CD PROJEKT RED logo red bird with spikes on black background
CD Projekt Red is one of the studios working employees overtime, proving this issue is global. Photo Courtesy of CD Projekt Red

 

There’s been a lot of talk about unionizing the video game industry, partially as a response to the intense pressure that crunch puts on employees. A lot of folk working in games were sceptical, though, or outright resisted the idea for fear of hurting artistic integrity or damaging game budgets. As Steven Kaplan, a Representative at the International Alliance of Theatrical and Stage Employees, said: “There have been many attempts in the past to organize in the game industry, but much like other industries, those attempts were met with fear and doubt.”

 

Luckily, things have started to get serious. Founded in 2018, Gamer Workers Unite is an organization that has been a major voice in the fight for the unionization of the games industry, with chapters all over the world that work towards improving developers rights. The International Game Developers Association was founded in 1994 to advance the cause of developers throughout the industry, and is, perhaps, the earliest organization to do so. In one of their surveys, it was found that about 51 percent go through specified crunch time, and another 44 percent reported working extended overtime that they did not specifically refer to as ‘crunch.’ Organizations like these have been started by developers and other industry folk with the goal to fix problems like crunch, and they’re a welcome force in the push towards a better industry.

Recently, though, there’s been another organization that’s thrown its weight behind the movement.

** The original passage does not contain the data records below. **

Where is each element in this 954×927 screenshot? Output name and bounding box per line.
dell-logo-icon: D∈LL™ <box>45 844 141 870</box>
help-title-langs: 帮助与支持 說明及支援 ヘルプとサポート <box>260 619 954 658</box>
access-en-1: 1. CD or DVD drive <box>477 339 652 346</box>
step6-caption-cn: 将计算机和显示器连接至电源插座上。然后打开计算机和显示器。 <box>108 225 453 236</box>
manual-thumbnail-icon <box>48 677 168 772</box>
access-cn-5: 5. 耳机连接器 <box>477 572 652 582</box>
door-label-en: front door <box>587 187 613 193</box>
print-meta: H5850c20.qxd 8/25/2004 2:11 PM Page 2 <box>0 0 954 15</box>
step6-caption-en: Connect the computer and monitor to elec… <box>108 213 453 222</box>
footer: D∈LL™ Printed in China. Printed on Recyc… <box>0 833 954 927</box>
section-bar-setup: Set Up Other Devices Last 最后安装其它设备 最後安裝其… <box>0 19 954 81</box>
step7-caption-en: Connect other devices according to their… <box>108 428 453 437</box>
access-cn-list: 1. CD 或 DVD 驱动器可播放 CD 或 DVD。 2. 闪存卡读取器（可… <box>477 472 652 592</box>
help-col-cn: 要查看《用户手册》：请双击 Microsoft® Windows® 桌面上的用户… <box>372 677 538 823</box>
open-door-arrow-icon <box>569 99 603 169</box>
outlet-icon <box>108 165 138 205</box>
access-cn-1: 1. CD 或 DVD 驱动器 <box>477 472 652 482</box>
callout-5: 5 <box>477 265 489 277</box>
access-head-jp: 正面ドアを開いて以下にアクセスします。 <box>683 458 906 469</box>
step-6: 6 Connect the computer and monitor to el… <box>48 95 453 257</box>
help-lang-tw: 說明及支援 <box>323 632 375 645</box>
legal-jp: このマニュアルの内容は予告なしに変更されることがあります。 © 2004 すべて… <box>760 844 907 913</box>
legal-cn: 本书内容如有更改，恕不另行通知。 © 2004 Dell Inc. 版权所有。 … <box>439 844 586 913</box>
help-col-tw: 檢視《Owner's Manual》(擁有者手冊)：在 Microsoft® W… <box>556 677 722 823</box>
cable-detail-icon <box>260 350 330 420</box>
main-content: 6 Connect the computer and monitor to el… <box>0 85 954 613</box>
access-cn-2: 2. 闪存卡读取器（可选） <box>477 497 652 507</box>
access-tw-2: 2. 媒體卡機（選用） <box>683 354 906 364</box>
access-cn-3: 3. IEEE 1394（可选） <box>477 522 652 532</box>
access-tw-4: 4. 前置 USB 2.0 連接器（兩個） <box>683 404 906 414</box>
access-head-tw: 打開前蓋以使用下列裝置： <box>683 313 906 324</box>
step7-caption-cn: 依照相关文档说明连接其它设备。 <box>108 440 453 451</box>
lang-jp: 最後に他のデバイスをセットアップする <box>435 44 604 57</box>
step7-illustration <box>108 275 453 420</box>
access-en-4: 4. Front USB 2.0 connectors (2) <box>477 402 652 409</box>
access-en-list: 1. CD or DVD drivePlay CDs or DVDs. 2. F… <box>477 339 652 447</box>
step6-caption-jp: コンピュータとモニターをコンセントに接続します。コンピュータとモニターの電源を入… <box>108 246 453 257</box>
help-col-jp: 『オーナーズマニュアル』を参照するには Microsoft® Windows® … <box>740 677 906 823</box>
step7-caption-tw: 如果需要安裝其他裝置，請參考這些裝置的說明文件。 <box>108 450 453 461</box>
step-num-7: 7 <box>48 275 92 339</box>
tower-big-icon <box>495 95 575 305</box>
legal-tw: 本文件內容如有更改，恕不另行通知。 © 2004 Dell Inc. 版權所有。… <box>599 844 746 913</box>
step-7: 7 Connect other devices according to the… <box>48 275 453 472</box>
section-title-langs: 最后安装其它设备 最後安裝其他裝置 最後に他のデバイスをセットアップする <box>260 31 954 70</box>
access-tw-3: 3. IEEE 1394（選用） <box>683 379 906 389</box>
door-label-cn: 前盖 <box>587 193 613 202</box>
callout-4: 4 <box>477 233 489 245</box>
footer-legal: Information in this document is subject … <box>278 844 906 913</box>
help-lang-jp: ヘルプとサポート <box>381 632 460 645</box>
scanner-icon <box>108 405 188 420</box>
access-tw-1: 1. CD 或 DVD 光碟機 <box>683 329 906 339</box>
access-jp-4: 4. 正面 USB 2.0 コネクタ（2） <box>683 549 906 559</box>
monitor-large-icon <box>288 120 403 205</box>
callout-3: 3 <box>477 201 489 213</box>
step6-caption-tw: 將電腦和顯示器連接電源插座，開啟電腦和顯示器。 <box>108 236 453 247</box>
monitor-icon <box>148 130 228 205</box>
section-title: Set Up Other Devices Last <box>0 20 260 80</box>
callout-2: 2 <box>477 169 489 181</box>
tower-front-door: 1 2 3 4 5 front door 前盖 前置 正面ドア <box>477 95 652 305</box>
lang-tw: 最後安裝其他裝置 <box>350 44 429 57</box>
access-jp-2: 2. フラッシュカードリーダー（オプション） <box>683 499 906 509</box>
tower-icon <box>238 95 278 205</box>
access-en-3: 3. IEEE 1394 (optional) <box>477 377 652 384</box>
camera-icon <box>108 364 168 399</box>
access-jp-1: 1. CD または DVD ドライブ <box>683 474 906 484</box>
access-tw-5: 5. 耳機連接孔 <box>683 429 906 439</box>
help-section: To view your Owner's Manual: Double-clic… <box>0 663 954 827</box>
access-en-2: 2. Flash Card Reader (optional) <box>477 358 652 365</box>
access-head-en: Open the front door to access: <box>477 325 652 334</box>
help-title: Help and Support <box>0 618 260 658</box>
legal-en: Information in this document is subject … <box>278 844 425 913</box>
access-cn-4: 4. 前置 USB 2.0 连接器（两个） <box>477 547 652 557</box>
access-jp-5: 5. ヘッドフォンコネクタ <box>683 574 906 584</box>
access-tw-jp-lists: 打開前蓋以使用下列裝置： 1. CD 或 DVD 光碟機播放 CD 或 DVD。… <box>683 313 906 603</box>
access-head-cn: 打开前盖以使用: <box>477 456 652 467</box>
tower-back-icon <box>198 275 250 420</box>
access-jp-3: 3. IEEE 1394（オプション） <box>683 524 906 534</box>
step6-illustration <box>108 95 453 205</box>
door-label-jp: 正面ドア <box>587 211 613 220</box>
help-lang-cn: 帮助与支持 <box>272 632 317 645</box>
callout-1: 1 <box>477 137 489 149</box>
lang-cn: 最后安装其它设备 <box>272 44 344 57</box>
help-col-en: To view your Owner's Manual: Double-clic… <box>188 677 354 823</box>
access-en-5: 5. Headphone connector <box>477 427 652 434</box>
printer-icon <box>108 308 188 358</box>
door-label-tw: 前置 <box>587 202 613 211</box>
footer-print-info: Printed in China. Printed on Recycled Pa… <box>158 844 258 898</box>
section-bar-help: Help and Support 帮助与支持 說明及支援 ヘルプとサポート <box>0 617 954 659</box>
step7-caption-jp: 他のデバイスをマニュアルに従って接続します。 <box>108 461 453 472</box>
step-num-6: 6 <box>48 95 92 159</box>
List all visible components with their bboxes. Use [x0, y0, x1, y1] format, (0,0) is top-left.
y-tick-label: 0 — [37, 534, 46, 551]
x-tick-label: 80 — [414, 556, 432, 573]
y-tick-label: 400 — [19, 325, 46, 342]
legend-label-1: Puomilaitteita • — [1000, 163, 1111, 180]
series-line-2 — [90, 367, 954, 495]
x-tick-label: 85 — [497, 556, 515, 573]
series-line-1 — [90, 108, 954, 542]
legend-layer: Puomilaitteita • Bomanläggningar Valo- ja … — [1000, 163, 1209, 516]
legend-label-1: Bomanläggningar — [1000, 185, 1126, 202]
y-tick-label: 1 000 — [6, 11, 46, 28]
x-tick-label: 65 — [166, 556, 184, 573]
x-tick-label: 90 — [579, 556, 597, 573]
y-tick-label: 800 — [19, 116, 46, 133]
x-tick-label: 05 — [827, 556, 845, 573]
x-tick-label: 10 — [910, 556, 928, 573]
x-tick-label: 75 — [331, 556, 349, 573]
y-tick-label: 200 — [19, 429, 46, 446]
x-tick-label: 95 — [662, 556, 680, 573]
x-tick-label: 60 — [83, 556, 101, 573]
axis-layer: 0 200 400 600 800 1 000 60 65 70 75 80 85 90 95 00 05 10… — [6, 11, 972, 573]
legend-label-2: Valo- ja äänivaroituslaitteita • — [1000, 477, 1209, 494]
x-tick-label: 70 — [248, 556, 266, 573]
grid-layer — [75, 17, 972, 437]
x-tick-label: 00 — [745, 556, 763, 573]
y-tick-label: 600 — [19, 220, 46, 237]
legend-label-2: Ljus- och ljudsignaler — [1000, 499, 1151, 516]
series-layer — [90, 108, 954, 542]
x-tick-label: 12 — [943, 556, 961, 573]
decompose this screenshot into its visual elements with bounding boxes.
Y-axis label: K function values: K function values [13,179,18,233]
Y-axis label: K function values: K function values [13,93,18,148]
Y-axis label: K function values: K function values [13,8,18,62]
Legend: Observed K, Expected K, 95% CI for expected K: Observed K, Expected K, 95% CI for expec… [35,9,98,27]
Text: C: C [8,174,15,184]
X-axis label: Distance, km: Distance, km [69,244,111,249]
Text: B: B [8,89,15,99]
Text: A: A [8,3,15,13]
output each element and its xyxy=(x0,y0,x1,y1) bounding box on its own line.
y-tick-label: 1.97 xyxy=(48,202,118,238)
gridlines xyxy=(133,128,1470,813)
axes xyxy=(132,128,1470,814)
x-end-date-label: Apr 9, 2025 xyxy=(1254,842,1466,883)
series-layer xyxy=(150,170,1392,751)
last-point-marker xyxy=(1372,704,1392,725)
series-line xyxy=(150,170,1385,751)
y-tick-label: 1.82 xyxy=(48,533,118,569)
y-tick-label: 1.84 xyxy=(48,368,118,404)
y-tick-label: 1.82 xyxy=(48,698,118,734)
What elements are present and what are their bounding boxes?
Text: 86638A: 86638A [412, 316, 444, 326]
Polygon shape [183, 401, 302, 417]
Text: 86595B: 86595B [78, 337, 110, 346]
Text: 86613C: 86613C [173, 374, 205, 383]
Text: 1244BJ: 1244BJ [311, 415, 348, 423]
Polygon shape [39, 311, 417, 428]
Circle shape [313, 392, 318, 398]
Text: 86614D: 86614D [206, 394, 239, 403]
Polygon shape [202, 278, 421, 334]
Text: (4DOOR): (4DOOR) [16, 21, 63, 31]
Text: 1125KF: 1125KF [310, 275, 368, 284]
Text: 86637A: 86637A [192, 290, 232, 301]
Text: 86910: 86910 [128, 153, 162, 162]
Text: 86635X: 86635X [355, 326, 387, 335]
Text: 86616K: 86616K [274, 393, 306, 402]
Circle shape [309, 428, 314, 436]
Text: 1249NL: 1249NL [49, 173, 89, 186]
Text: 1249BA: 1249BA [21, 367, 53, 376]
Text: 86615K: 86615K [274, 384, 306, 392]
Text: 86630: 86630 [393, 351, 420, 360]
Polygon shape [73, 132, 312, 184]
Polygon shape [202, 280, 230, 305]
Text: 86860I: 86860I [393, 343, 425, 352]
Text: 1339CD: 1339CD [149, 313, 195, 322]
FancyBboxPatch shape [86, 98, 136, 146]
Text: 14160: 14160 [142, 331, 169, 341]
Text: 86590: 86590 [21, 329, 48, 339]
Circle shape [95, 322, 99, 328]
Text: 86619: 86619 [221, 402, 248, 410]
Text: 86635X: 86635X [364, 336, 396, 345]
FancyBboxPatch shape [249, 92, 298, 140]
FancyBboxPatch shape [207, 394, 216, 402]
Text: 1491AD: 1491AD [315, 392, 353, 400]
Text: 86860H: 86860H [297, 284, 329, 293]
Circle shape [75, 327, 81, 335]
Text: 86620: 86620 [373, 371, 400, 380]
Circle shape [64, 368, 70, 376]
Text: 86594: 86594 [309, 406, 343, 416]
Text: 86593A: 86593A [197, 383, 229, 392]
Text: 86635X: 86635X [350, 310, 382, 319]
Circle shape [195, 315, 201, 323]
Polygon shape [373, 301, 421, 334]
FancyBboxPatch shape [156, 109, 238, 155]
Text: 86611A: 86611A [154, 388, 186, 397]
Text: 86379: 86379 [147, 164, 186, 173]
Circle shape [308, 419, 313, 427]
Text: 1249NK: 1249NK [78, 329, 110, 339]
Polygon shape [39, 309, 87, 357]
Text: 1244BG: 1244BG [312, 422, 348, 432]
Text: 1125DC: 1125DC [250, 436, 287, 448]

The Communications Workers of America (one of the U.S.’s biggest unions) posted a press release on their website in early January, announcing their plans to aid game developers in unionizing. The organization has also brought in figures like Emma Kinema, cofounder of Game Workers Unite, to aid in the effort. While it’s unclear how COVID-19 has affected their plans, this could be the catalytic step that finally gets the games industry to accept unions into the workplace.